Thanks for a quick reply. Yes I hope to use plasma cholesky routines. Sorry for not explaining well.
I have been using multi threaded MKL to do the inversion of 24576X24576 matrix which takes quite some time, say 72 GFLPOS on a 6 core machine.
With single GPU board (C2050) with the CULA package, I can invert 12288 X 122288 matrix at around 190 GFLOPS. (unpacked 24576X24576 matrix does not fit on GPU local memory)
The matrix I would like to invert is 24576 X 24576 and eventually, 98304 X 98304. Thus I was hoping to use both CPUs and multi GPUs
on a same machine. 3 GPU boards are easy. I think with PLASMA, it is possible and I was testing it.
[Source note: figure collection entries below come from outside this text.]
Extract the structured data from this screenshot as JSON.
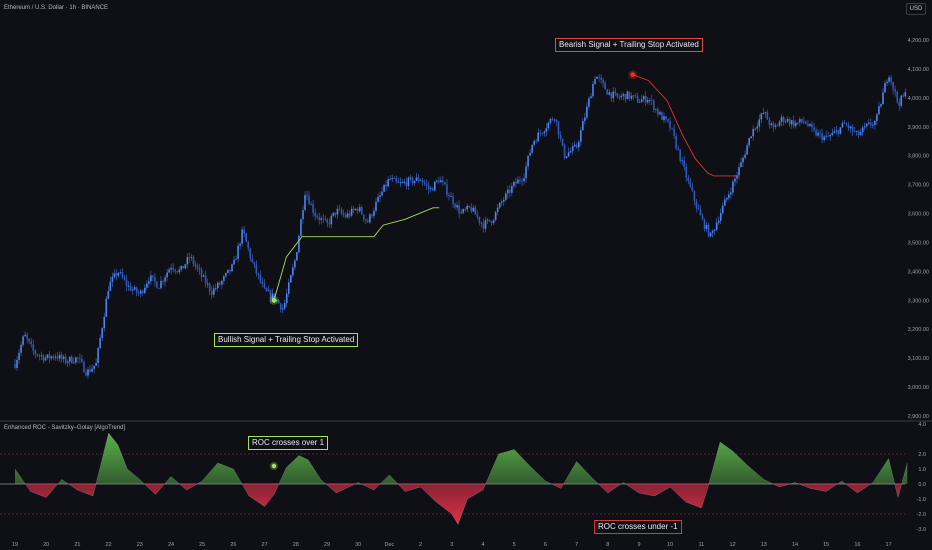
{
  "header": {
    "symbol_title": "Ethereum / U.S. Dollar · 1h · BINANCE",
    "currency_button": "USD"
  },
  "indicator": {
    "title": "Enhanced ROC - Savitzky–Golay [AlgoTrend]"
  },
  "annotations": {
    "bearish": "Bearish Signal + Trailing Stop Activated",
    "bullish": "Bullish Signal + Trailing Stop Activated",
    "roc_over": "ROC crosses over 1",
    "roc_under": "ROC crosses under -1"
  },
  "colors": {
    "background": "#0f1015",
    "candle": "#3f6fd8",
    "bull_stop": "#a4e35a",
    "bear_stop": "#e03030",
    "osc_pos": "#5ab24a",
    "osc_neg": "#e0304a",
    "grid_dash": "#a03c3c"
  },
  "chart_data": [
    {
      "type": "candlestick",
      "series_name": "ETHUSD 1h",
      "x_tick_labels": [
        "19",
        "20",
        "21",
        "22",
        "23",
        "24",
        "25",
        "26",
        "27",
        "28",
        "29",
        "30",
        "Dec",
        "2",
        "3",
        "4",
        "5",
        "6",
        "7",
        "8",
        "9",
        "10",
        "11",
        "12",
        "13",
        "14",
        "15",
        "16",
        "17"
      ],
      "y_tick_labels": [
        "2,900.00",
        "3,000.00",
        "3,100.00",
        "3,200.00",
        "3,300.00",
        "3,400.00",
        "3,500.00",
        "3,600.00",
        "3,700.00",
        "3,800.00",
        "3,900.00",
        "4,000.00",
        "4,100.00",
        "4,200.00"
      ],
      "ylim": [
        2890,
        4250
      ],
      "price_path": [
        [
          0,
          3080
        ],
        [
          0.3,
          3180
        ],
        [
          0.6,
          3120
        ],
        [
          1,
          3100
        ],
        [
          1.3,
          3110
        ],
        [
          1.6,
          3090
        ],
        [
          2,
          3100
        ],
        [
          2.3,
          3050
        ],
        [
          2.6,
          3080
        ],
        [
          3,
          3350
        ],
        [
          3.3,
          3400
        ],
        [
          3.6,
          3350
        ],
        [
          4,
          3320
        ],
        [
          4.3,
          3380
        ],
        [
          4.6,
          3350
        ],
        [
          5,
          3420
        ],
        [
          5.3,
          3400
        ],
        [
          5.6,
          3450
        ],
        [
          6,
          3380
        ],
        [
          6.3,
          3330
        ],
        [
          6.6,
          3360
        ],
        [
          7,
          3420
        ],
        [
          7.3,
          3540
        ],
        [
          7.6,
          3430
        ],
        [
          8,
          3330
        ],
        [
          8.3,
          3310
        ],
        [
          8.6,
          3270
        ],
        [
          9,
          3450
        ],
        [
          9.3,
          3680
        ],
        [
          9.6,
          3600
        ],
        [
          10,
          3560
        ],
        [
          10.3,
          3610
        ],
        [
          10.6,
          3590
        ],
        [
          11,
          3620
        ],
        [
          11.3,
          3570
        ],
        [
          11.6,
          3640
        ],
        [
          12,
          3720
        ],
        [
          12.3,
          3700
        ],
        [
          12.6,
          3710
        ],
        [
          13,
          3720
        ],
        [
          13.3,
          3680
        ],
        [
          13.6,
          3720
        ],
        [
          14,
          3650
        ],
        [
          14.3,
          3600
        ],
        [
          14.6,
          3620
        ],
        [
          15,
          3560
        ],
        [
          15.3,
          3580
        ],
        [
          15.6,
          3640
        ],
        [
          16,
          3700
        ],
        [
          16.3,
          3730
        ],
        [
          16.6,
          3850
        ],
        [
          17,
          3900
        ],
        [
          17.3,
          3940
        ],
        [
          17.6,
          3800
        ],
        [
          18,
          3830
        ],
        [
          18.3,
          3950
        ],
        [
          18.6,
          4080
        ],
        [
          19,
          4020
        ],
        [
          19.3,
          4000
        ],
        [
          19.6,
          4010
        ],
        [
          20,
          3990
        ],
        [
          20.3,
          4000
        ],
        [
          20.6,
          3950
        ],
        [
          21,
          3900
        ],
        [
          21.3,
          3800
        ],
        [
          21.6,
          3700
        ],
        [
          22,
          3580
        ],
        [
          22.3,
          3520
        ],
        [
          22.6,
          3600
        ],
        [
          23,
          3700
        ],
        [
          23.3,
          3780
        ],
        [
          23.6,
          3880
        ],
        [
          24,
          3950
        ],
        [
          24.3,
          3890
        ],
        [
          24.6,
          3930
        ],
        [
          25,
          3910
        ],
        [
          25.3,
          3920
        ],
        [
          25.6,
          3880
        ],
        [
          26,
          3860
        ],
        [
          26.3,
          3880
        ],
        [
          26.6,
          3910
        ],
        [
          27,
          3870
        ],
        [
          27.3,
          3900
        ],
        [
          27.6,
          3920
        ],
        [
          28,
          4090
        ],
        [
          28.3,
          3980
        ],
        [
          28.6,
          4020
        ]
      ],
      "signals": [
        {
          "label": "bullish",
          "day": 8.3,
          "price": 3300
        },
        {
          "label": "bearish",
          "day": 19.8,
          "price": 4080
        }
      ],
      "bull_trailing_stop": [
        [
          8.3,
          3300
        ],
        [
          8.7,
          3450
        ],
        [
          9.2,
          3520
        ],
        [
          11.5,
          3520
        ],
        [
          11.8,
          3560
        ],
        [
          12.5,
          3580
        ],
        [
          13.4,
          3620
        ],
        [
          13.6,
          3620
        ]
      ],
      "bear_trailing_stop": [
        [
          19.8,
          4080
        ],
        [
          20.3,
          4060
        ],
        [
          20.9,
          3990
        ],
        [
          21.4,
          3870
        ],
        [
          21.8,
          3790
        ],
        [
          22.2,
          3740
        ],
        [
          22.4,
          3730
        ],
        [
          23.2,
          3730
        ]
      ]
    },
    {
      "type": "area",
      "series_name": "Enhanced ROC",
      "title": "Enhanced ROC - Savitzky–Golay [AlgoTrend]",
      "y_tick_labels": [
        "4.0",
        "2.0",
        "1.0",
        "0.0",
        "-1.0",
        "-2.0",
        "-3.0"
      ],
      "ylim": [
        -3.2,
        4.3
      ],
      "levels": [
        2.0,
        0.0,
        -2.0
      ],
      "values": [
        [
          0,
          1.0
        ],
        [
          0.5,
          -0.5
        ],
        [
          1,
          -0.9
        ],
        [
          1.5,
          0.3
        ],
        [
          2,
          -0.4
        ],
        [
          2.5,
          -0.8
        ],
        [
          3,
          3.4
        ],
        [
          3.3,
          2.6
        ],
        [
          3.6,
          1.0
        ],
        [
          4,
          0.3
        ],
        [
          4.5,
          -0.7
        ],
        [
          5,
          0.5
        ],
        [
          5.5,
          -0.4
        ],
        [
          6,
          0.2
        ],
        [
          6.5,
          1.4
        ],
        [
          7,
          1.0
        ],
        [
          7.5,
          -0.8
        ],
        [
          8,
          -1.5
        ],
        [
          8.3,
          -0.7
        ],
        [
          8.7,
          1.1
        ],
        [
          9.1,
          1.9
        ],
        [
          9.4,
          1.6
        ],
        [
          9.8,
          0.3
        ],
        [
          10.3,
          -0.6
        ],
        [
          11,
          0.1
        ],
        [
          11.5,
          -0.4
        ],
        [
          12,
          0.6
        ],
        [
          12.5,
          -0.5
        ],
        [
          13,
          -0.2
        ],
        [
          13.5,
          -1.2
        ],
        [
          14,
          -2.0
        ],
        [
          14.2,
          -2.7
        ],
        [
          14.5,
          -1.0
        ],
        [
          15,
          -0.4
        ],
        [
          15.5,
          2.0
        ],
        [
          16,
          2.3
        ],
        [
          16.5,
          1.2
        ],
        [
          17,
          0.2
        ],
        [
          17.5,
          -0.3
        ],
        [
          18,
          1.5
        ],
        [
          18.5,
          0.4
        ],
        [
          19,
          -0.6
        ],
        [
          19.5,
          0.1
        ],
        [
          20,
          -0.6
        ],
        [
          20.5,
          -0.8
        ],
        [
          21,
          -0.2
        ],
        [
          21.5,
          -1.2
        ],
        [
          22,
          -1.6
        ],
        [
          22.2,
          -0.3
        ],
        [
          22.6,
          2.8
        ],
        [
          23,
          2.2
        ],
        [
          23.5,
          1.2
        ],
        [
          24,
          0.3
        ],
        [
          24.5,
          -0.2
        ],
        [
          25,
          0.1
        ],
        [
          25.5,
          -0.3
        ],
        [
          26,
          -0.5
        ],
        [
          26.5,
          0.2
        ],
        [
          27,
          -0.6
        ],
        [
          27.5,
          0.1
        ],
        [
          28,
          1.7
        ],
        [
          28.3,
          -0.9
        ],
        [
          28.6,
          1.4
        ]
      ],
      "signals": [
        {
          "label": "roc_over",
          "day": 8.3,
          "value": 1.2
        }
      ]
    }
  ]
}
> Then you can use single-threaded PLASMA and multithreaded MKL. In principle it should work. If it does not, I am not sure why.
but I somehow can't make it work.
[katayama@btesla1 plasma]$ export OMP_NUM_THREADS=6
[katayama@btesla1 plasma]$ export MKL_NUM_THREADS=6
[katayama@btesla1 plasma]$ /usr/bin/nohup time ./plasma_dpotri --n_range=24576:24577:2 --
nb=6144 --threads=1 --dyn
only gets up to 100% with top. If I use --threads=6, as I said in the previous post, I get 600% during core_dpotrf but not after.
I would eventually like to control number of threads in plasma independently of OMP/MKL_NUM_THREADS as, using plasma threads,
I would like to call GPU gemm routines, for example while CPUs are doing, say, dtrtri.